Da quella vicenda, che aveva messo a nudo un vuoto normativo, nasce ora la legge n. 120 del 19 giugno 2026, pubblicata in Gazzetta Ufficiale e già ribattezzata “Ddl Ferragni”. La norma regola tutte le operazioni commerciali in cui l’acquisto di un prodotto è associato a una finalità benefica o solidaristica, comprese le campagne di raccolta fondi degli enti del Terzo settore.

D’ora in poi non basterà più evocare genericamente una finalità solidale: produttori e professionisti dovranno indicare chiaramente il beneficiario, lo scopo dell’iniziativa e la quota di prezzo effettivamente devoluta per ogni unità venduta.

Coinvolti anche gli enti no profit, principali destinatari di queste campagne: la legge non impone loro obblighi formali, ma li spinge a vigilare sui partner commerciali.
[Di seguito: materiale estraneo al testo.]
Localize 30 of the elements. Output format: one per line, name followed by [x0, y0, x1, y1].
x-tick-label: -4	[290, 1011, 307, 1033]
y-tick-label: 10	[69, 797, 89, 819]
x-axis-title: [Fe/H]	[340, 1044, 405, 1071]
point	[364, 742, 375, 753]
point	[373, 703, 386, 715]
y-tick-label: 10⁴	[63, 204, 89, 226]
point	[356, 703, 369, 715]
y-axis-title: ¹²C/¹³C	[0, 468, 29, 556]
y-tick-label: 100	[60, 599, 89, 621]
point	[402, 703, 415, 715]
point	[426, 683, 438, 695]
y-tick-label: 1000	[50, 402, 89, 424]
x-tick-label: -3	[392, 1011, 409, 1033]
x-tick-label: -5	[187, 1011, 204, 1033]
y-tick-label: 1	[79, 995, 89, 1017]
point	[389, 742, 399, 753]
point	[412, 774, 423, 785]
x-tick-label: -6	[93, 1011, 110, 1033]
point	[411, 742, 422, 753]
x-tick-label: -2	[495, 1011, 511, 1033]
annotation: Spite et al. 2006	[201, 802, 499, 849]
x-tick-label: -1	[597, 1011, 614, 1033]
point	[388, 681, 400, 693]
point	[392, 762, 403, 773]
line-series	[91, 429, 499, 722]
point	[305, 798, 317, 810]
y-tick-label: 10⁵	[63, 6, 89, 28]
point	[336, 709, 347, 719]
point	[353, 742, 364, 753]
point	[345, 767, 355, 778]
Previsto infine un obbligo di comunicazione preventiva all’Antitrust, con sanzioni amministrative in caso di violazione.

Per chi viola gli obblighi di trasparenza multe che vanno da 5mila a 50mila euro, con la possibilità per l’Agcm di imporre la pubblicazione della sanzione, a spese del trasgressore, sul proprio sito, sui social o sui giornali. Il mancato rispetto anche di questo obbligo comporta un’ulteriore multa della stessa entità. Il testo, approvato in via definitiva dal Senato lo scorso 16 giugno dopo il primo passaggio alla Camera, è ora legge dello Stato.